Speeding up poultry lines would endanger food & worker safety, says coalition
Proposed FDA rule would also allow poultry companies to handle own inspections
A coalition of worker safety and food safety groups is urging the FDA to drop a proposed regulation that would pull government food inspectors from poultry plants and allow companies to conduct their own inspections and speed up production lines.
"I worked 30 years as an inspector for USDA's Food Safety and Inspection Service and I saw firsthand how badly the HACCP-Based Inspection Models Project (HIMP) has worked in poultry plants,” said retired FDA inspector Ken Ward, a member of the coalition. “Expanding the pilot to all poultry plants will put consumers at risk by letting the companies self-regulate.”
Bill Lucy, President Emeritus of the Coalition of Black Trade Unionists (CBTU), said a recent GAO (U.S. Government Accountability Office) report on the rule “raises uncomfortable questions” about the rationale for the changes it would make.
Do faster speeds to human factor into acocunt?
Proposed last year by the USDA’s Food Safety and Inspection Service, the rule would allow poultry processing plants to increase line speeds from 32 to 55 turkeys per minute. Although the measure was designed to improve food safety by automating some aspects of the inspection process that are required to identify and dispose of contaminated poultry, opponents say the proposed changes do not account for the expected adverse impacts that a faster line speed will have on worker health and safety.
Many consumer advocates are also concerned that the rule could worsen food safety.
Esmundo Juárez Carranza, who worked in a turkey plant in Arkansas for seven years, said increasing the line speeds would prevent workers from doing their jobs well. “There will be more contamination in the product and the companies will blame the workers,” he said.
Poultry industry responds to cricism
Responding to a March, 2013, report about occupational injuries and illnesses in the poultry industry produced by the Southern Poverty Law Center (SPLC) and Alabama Appleseed Center for Law and Justice, the U.S. Poultry & Egg Association (USPEA) said the Bureau of Labor Statistics’ (BLS) shows that the 5.9 percent injury and illness rate for poultry processing workers is comparable to that of manufacturing workers, who incurred injuries and illnesses at a 4.4% rate in 2011.

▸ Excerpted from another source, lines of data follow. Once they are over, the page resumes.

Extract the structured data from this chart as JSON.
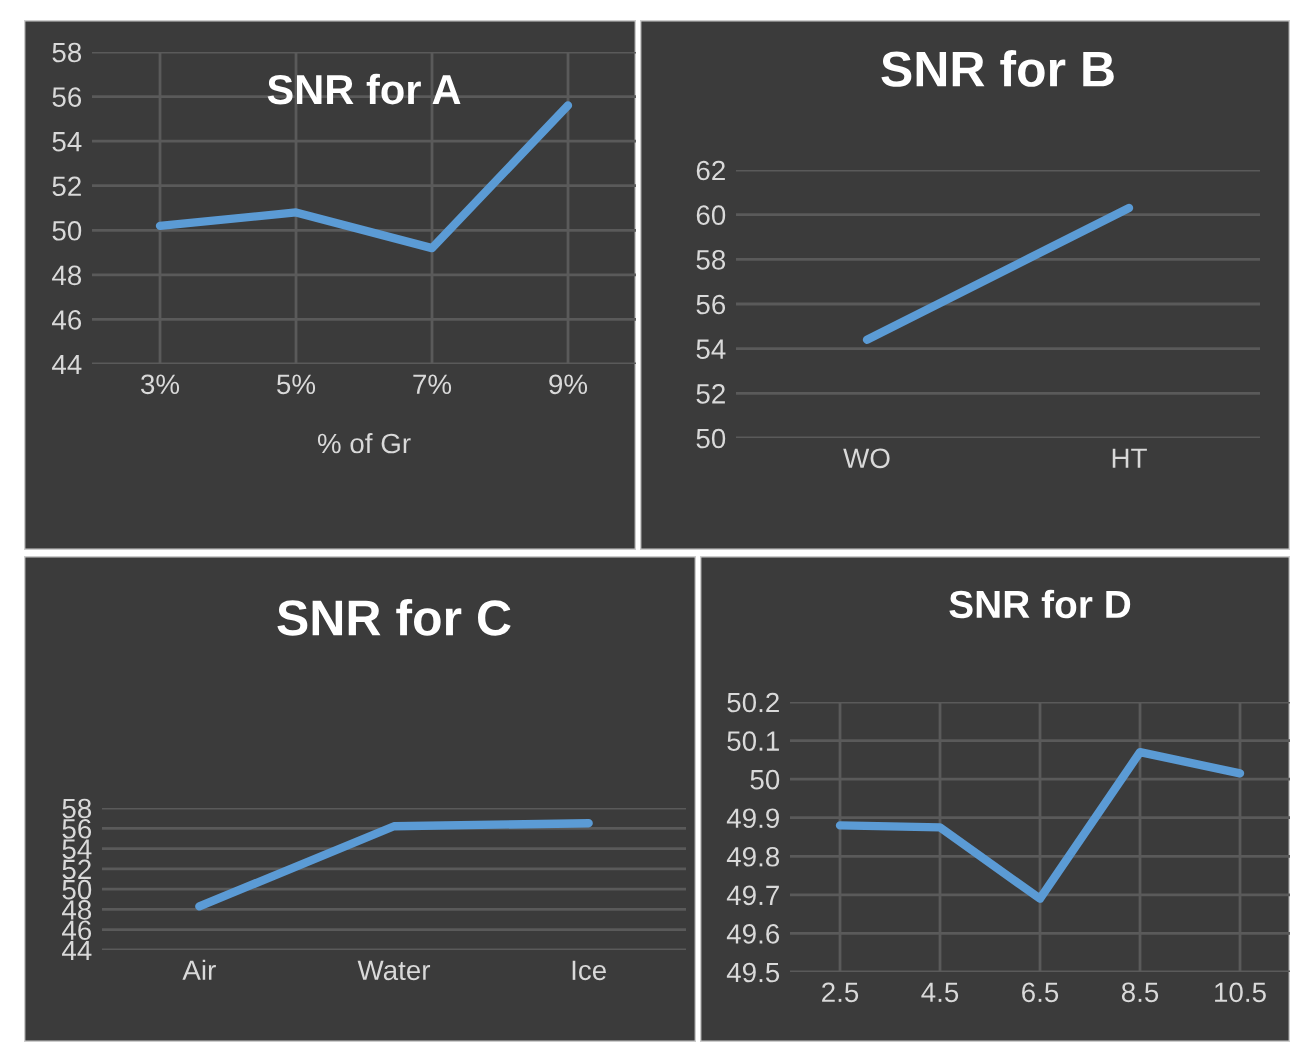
{
  "chart_data": [
    {
      "type": "line",
      "title": "SNR for A",
      "xlabel": "% of Gr",
      "categories": [
        "3%",
        "5%",
        "7%",
        "9%"
      ],
      "series": [
        {
          "color": "#5b9bd5",
          "values": [
            50.2,
            50.8,
            49.2,
            55.6
          ]
        }
      ],
      "ylim": [
        44,
        58
      ],
      "yticks": [
        44,
        46,
        48,
        50,
        52,
        54,
        56,
        58
      ],
      "grid": true,
      "marker": "none",
      "line_style": "solid"
    },
    {
      "type": "line",
      "title": "SNR for B",
      "categories": [
        "WO",
        "HT"
      ],
      "series": [
        {
          "color": "#5b9bd5",
          "values": [
            54.4,
            60.3
          ]
        }
      ],
      "ylim": [
        50,
        62
      ],
      "yticks": [
        50,
        52,
        54,
        56,
        58,
        60,
        62
      ],
      "grid": "y",
      "marker": "none",
      "line_style": "solid"
    },
    {
      "type": "line",
      "title": "SNR for C",
      "categories": [
        "Air",
        "Water",
        "Ice"
      ],
      "series": [
        {
          "color": "#5b9bd5",
          "values": [
            48.3,
            56.2,
            56.5
          ]
        }
      ],
      "ylim": [
        44,
        58
      ],
      "yticks": [
        44,
        46,
        48,
        50,
        52,
        54,
        56,
        58
      ],
      "grid": "y",
      "marker": "none",
      "line_style": "solid"
    },
    {
      "type": "line",
      "title": "SNR for D",
      "categories": [
        "2.5",
        "4.5",
        "6.5",
        "8.5",
        "10.5"
      ],
      "series": [
        {
          "color": "#5b9bd5",
          "values": [
            49.88,
            49.875,
            49.69,
            50.07,
            50.015
          ]
        }
      ],
      "ylim": [
        49.5,
        50.2
      ],
      "yticks": [
        49.5,
        49.6,
        49.7,
        49.8,
        49.9,
        50,
        50.1,
        50.2
      ],
      "grid": true,
      "marker": "none",
      "line_style": "solid"
    }
  ]
}
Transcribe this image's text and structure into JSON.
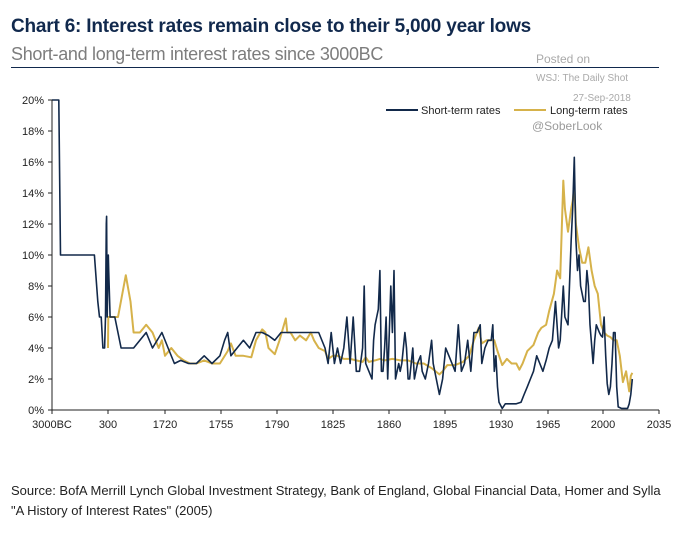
{
  "header": {
    "title": "Chart 6: Interest rates remain close to their 5,000 year lows",
    "subtitle": "Short-and long-term interest rates since 3000BC"
  },
  "watermark": {
    "posted": "Posted on",
    "source": "WSJ: The Daily Shot",
    "date": "27-Sep-2018",
    "handle": "@SoberLook"
  },
  "footer": {
    "source": "Source: BofA Merrill Lynch Global Investment Strategy, Bank of England, Global Financial Data, Homer and Sylla \"A History of Interest Rates\" (2005)"
  },
  "colors": {
    "short": "#12294a",
    "long": "#d6b24a"
  },
  "chart_data": {
    "type": "line",
    "title": "Chart 6: Interest rates remain close to their 5,000 year lows",
    "subtitle": "Short-and long-term interest rates since 3000BC",
    "xlabel": "",
    "ylabel": "",
    "xticks": [
      "3000BC",
      "300",
      "1720",
      "1755",
      "1790",
      "1825",
      "1860",
      "1895",
      "1930",
      "1965",
      "2000",
      "2035"
    ],
    "x_note": "Broken axis: 3000BC-300 compressed at left; linear scale from 1685 to 2035 thereafter",
    "yticks": [
      "0%",
      "2%",
      "4%",
      "6%",
      "8%",
      "10%",
      "12%",
      "14%",
      "16%",
      "18%",
      "20%"
    ],
    "ylim": [
      0,
      20
    ],
    "grid": false,
    "legend": "top-right",
    "series": [
      {
        "name": "Short-term rates",
        "points": [
          [
            "3000BC",
            20
          ],
          [
            "-2600",
            20
          ],
          [
            "-2500",
            10
          ],
          [
            "-2000",
            10
          ],
          [
            "-1000",
            10
          ],
          [
            "-500",
            10
          ],
          [
            "-300",
            7
          ],
          [
            "-200",
            6
          ],
          [
            "-100",
            6
          ],
          [
            "0",
            4
          ],
          [
            "100",
            4
          ],
          [
            "150",
            6
          ],
          [
            "200",
            12
          ],
          [
            "220",
            12.5
          ],
          [
            "250",
            6
          ],
          [
            "280",
            8
          ],
          [
            "300",
            8
          ],
          [
            "320",
            10
          ],
          [
            "340",
            9
          ],
          [
            1685,
            6
          ],
          [
            1688,
            6
          ],
          [
            1692,
            4
          ],
          [
            1700,
            4
          ],
          [
            1708,
            5
          ],
          [
            1712,
            4
          ],
          [
            1718,
            5
          ],
          [
            1722,
            4
          ],
          [
            1726,
            3
          ],
          [
            1730,
            3.2
          ],
          [
            1735,
            3
          ],
          [
            1740,
            3
          ],
          [
            1745,
            3.5
          ],
          [
            1750,
            3
          ],
          [
            1755,
            3.5
          ],
          [
            1758,
            4.5
          ],
          [
            1760,
            5
          ],
          [
            1762,
            3.5
          ],
          [
            1766,
            4
          ],
          [
            1770,
            4.5
          ],
          [
            1774,
            4
          ],
          [
            1778,
            5
          ],
          [
            1782,
            5
          ],
          [
            1786,
            4.8
          ],
          [
            1790,
            4.5
          ],
          [
            1794,
            5
          ],
          [
            1798,
            5
          ],
          [
            1802,
            5
          ],
          [
            1806,
            5
          ],
          [
            1810,
            5
          ],
          [
            1814,
            5
          ],
          [
            1818,
            5
          ],
          [
            1822,
            4
          ],
          [
            1824,
            3
          ],
          [
            1826,
            5
          ],
          [
            1828,
            3
          ],
          [
            1830,
            4
          ],
          [
            1832,
            3
          ],
          [
            1834,
            4
          ],
          [
            1836,
            6
          ],
          [
            1838,
            3
          ],
          [
            1840,
            6
          ],
          [
            1842,
            2.5
          ],
          [
            1844,
            2.5
          ],
          [
            1846,
            4
          ],
          [
            1847,
            8
          ],
          [
            1848,
            3
          ],
          [
            1850,
            2.5
          ],
          [
            1852,
            2
          ],
          [
            1853,
            4.5
          ],
          [
            1854,
            5.5
          ],
          [
            1855,
            6
          ],
          [
            1856,
            6.5
          ],
          [
            1857,
            9
          ],
          [
            1858,
            2.5
          ],
          [
            1859,
            2.5
          ],
          [
            1860,
            4
          ],
          [
            1861,
            6
          ],
          [
            1862,
            2
          ],
          [
            1863,
            5
          ],
          [
            1864,
            8
          ],
          [
            1865,
            5
          ],
          [
            1866,
            9
          ],
          [
            1867,
            2
          ],
          [
            1869,
            3
          ],
          [
            1870,
            2.5
          ],
          [
            1871,
            3
          ],
          [
            1873,
            5
          ],
          [
            1874,
            4
          ],
          [
            1875,
            2
          ],
          [
            1876,
            2
          ],
          [
            1878,
            4
          ],
          [
            1879,
            2
          ],
          [
            1881,
            3
          ],
          [
            1883,
            3.5
          ],
          [
            1884,
            2.5
          ],
          [
            1886,
            2
          ],
          [
            1888,
            3
          ],
          [
            1890,
            4.5
          ],
          [
            1891,
            3
          ],
          [
            1893,
            2
          ],
          [
            1895,
            1
          ],
          [
            1897,
            2
          ],
          [
            1899,
            4
          ],
          [
            1901,
            3.5
          ],
          [
            1903,
            3
          ],
          [
            1905,
            2.5
          ],
          [
            1907,
            5.5
          ],
          [
            1909,
            2.5
          ],
          [
            1911,
            3
          ],
          [
            1913,
            4.5
          ],
          [
            1915,
            2.5
          ],
          [
            1917,
            5
          ],
          [
            1919,
            5
          ],
          [
            1921,
            5.5
          ],
          [
            1922,
            3
          ],
          [
            1924,
            4
          ],
          [
            1926,
            4.5
          ],
          [
            1928,
            4.5
          ],
          [
            1929,
            5.5
          ],
          [
            1930,
            2.5
          ],
          [
            1931,
            3.5
          ],
          [
            1932,
            1.5
          ],
          [
            1933,
            0.5
          ],
          [
            1935,
            0.1
          ],
          [
            1937,
            0.4
          ],
          [
            1939,
            0.4
          ],
          [
            1941,
            0.4
          ],
          [
            1944,
            0.4
          ],
          [
            1947,
            0.5
          ],
          [
            1949,
            1
          ],
          [
            1951,
            1.5
          ],
          [
            1953,
            2
          ],
          [
            1955,
            2.5
          ],
          [
            1957,
            3.5
          ],
          [
            1959,
            3
          ],
          [
            1961,
            2.5
          ],
          [
            1963,
            3.2
          ],
          [
            1965,
            4
          ],
          [
            1967,
            4.5
          ],
          [
            1969,
            7
          ],
          [
            1971,
            4
          ],
          [
            1972,
            4.5
          ],
          [
            1974,
            8
          ],
          [
            1975,
            6
          ],
          [
            1977,
            5.5
          ],
          [
            1979,
            11
          ],
          [
            1980,
            13
          ],
          [
            1981,
            16.3
          ],
          [
            1982,
            11
          ],
          [
            1983,
            9
          ],
          [
            1984,
            10
          ],
          [
            1985,
            8
          ],
          [
            1987,
            7
          ],
          [
            1988,
            7
          ],
          [
            1989,
            9
          ],
          [
            1990,
            8
          ],
          [
            1991,
            5.5
          ],
          [
            1993,
            3
          ],
          [
            1994,
            4.5
          ],
          [
            1995,
            5.5
          ],
          [
            1997,
            5
          ],
          [
            1998,
            4.8
          ],
          [
            1999,
            4.7
          ],
          [
            2000,
            6
          ],
          [
            2001,
            3.5
          ],
          [
            2002,
            1.7
          ],
          [
            2003,
            1
          ],
          [
            2004,
            1.5
          ],
          [
            2005,
            3
          ],
          [
            2006,
            5
          ],
          [
            2007,
            5
          ],
          [
            2008,
            1.5
          ],
          [
            2009,
            0.2
          ],
          [
            2011,
            0.1
          ],
          [
            2013,
            0.1
          ],
          [
            2015,
            0.1
          ],
          [
            2016,
            0.4
          ],
          [
            2017,
            1
          ],
          [
            2018,
            2
          ]
        ]
      },
      {
        "name": "Long-term rates",
        "points": [
          [
            "300",
            4
          ],
          [
            "320",
            6
          ],
          [
            "340",
            6
          ],
          [
            1685,
            6
          ],
          [
            1690,
            6
          ],
          [
            1695,
            8.7
          ],
          [
            1698,
            7
          ],
          [
            1700,
            5
          ],
          [
            1704,
            5
          ],
          [
            1708,
            5.5
          ],
          [
            1712,
            5
          ],
          [
            1716,
            4
          ],
          [
            1718,
            4.5
          ],
          [
            1720,
            3.5
          ],
          [
            1724,
            4
          ],
          [
            1728,
            3.5
          ],
          [
            1732,
            3.2
          ],
          [
            1736,
            3
          ],
          [
            1740,
            3
          ],
          [
            1745,
            3.2
          ],
          [
            1750,
            3
          ],
          [
            1755,
            3
          ],
          [
            1760,
            3.8
          ],
          [
            1762,
            4.3
          ],
          [
            1765,
            3.5
          ],
          [
            1770,
            3.5
          ],
          [
            1775,
            3.4
          ],
          [
            1778,
            4.5
          ],
          [
            1782,
            5.2
          ],
          [
            1784,
            5
          ],
          [
            1786,
            4
          ],
          [
            1790,
            3.6
          ],
          [
            1793,
            4.5
          ],
          [
            1797,
            5.9
          ],
          [
            1798,
            5
          ],
          [
            1800,
            5
          ],
          [
            1803,
            4.5
          ],
          [
            1806,
            4.8
          ],
          [
            1810,
            4.5
          ],
          [
            1813,
            5
          ],
          [
            1815,
            4.5
          ],
          [
            1818,
            4
          ],
          [
            1822,
            3.8
          ],
          [
            1824,
            3.3
          ],
          [
            1827,
            3.5
          ],
          [
            1830,
            3.5
          ],
          [
            1834,
            3.3
          ],
          [
            1838,
            3.3
          ],
          [
            1842,
            3.2
          ],
          [
            1846,
            3.1
          ],
          [
            1848,
            3.4
          ],
          [
            1850,
            3.1
          ],
          [
            1854,
            3.2
          ],
          [
            1857,
            3.3
          ],
          [
            1860,
            3.2
          ],
          [
            1865,
            3.3
          ],
          [
            1870,
            3.2
          ],
          [
            1875,
            3.2
          ],
          [
            1880,
            3
          ],
          [
            1885,
            3
          ],
          [
            1890,
            2.7
          ],
          [
            1895,
            2.3
          ],
          [
            1897,
            2.5
          ],
          [
            1900,
            2.9
          ],
          [
            1905,
            2.9
          ],
          [
            1910,
            3.1
          ],
          [
            1914,
            3.5
          ],
          [
            1917,
            4.5
          ],
          [
            1920,
            5.3
          ],
          [
            1922,
            4.3
          ],
          [
            1925,
            4.5
          ],
          [
            1928,
            4.5
          ],
          [
            1930,
            4.5
          ],
          [
            1932,
            3.8
          ],
          [
            1935,
            2.9
          ],
          [
            1938,
            3.3
          ],
          [
            1941,
            3
          ],
          [
            1944,
            3
          ],
          [
            1946,
            2.6
          ],
          [
            1948,
            3
          ],
          [
            1951,
            3.8
          ],
          [
            1955,
            4.2
          ],
          [
            1958,
            5
          ],
          [
            1960,
            5.3
          ],
          [
            1963,
            5.5
          ],
          [
            1965,
            6.4
          ],
          [
            1968,
            7.5
          ],
          [
            1970,
            9
          ],
          [
            1972,
            8.5
          ],
          [
            1974,
            14.8
          ],
          [
            1975,
            13
          ],
          [
            1977,
            11.5
          ],
          [
            1979,
            13
          ],
          [
            1980,
            13.5
          ],
          [
            1981,
            14.5
          ],
          [
            1982,
            12
          ],
          [
            1984,
            10.5
          ],
          [
            1986,
            9.5
          ],
          [
            1988,
            9.5
          ],
          [
            1990,
            10.5
          ],
          [
            1992,
            9
          ],
          [
            1994,
            8
          ],
          [
            1996,
            7.5
          ],
          [
            1998,
            5.5
          ],
          [
            2000,
            5
          ],
          [
            2002,
            4.8
          ],
          [
            2004,
            4.7
          ],
          [
            2006,
            4.5
          ],
          [
            2008,
            4.5
          ],
          [
            2010,
            3.5
          ],
          [
            2012,
            1.8
          ],
          [
            2014,
            2.5
          ],
          [
            2016,
            1.2
          ],
          [
            2017,
            2.2
          ],
          [
            2018,
            2.4
          ]
        ]
      }
    ]
  }
}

The association also said the industry’s efforts to improve worker safety include the development of an instrument to assess musculoskeletal disorder (MSD) risks in poultry tasks; enhanced machine guarding on new equipment and collaborations with personal protective equipment suppliers to develop better cut resistance in protective handwear, reduced fogging issues with safety eyewear, and improved slip resistance in safety footwear.
Organizations opposing the rule include the National Council of La Raza, Food & Water Watch, the Center for Progressive Reform, CBTU, Coalition of Poultry Workers, NCLR, Nebraska Appleseed, Center for Law in the Public Interest, Northwest Arkansas Workers’ Justice Center, and the SPLC.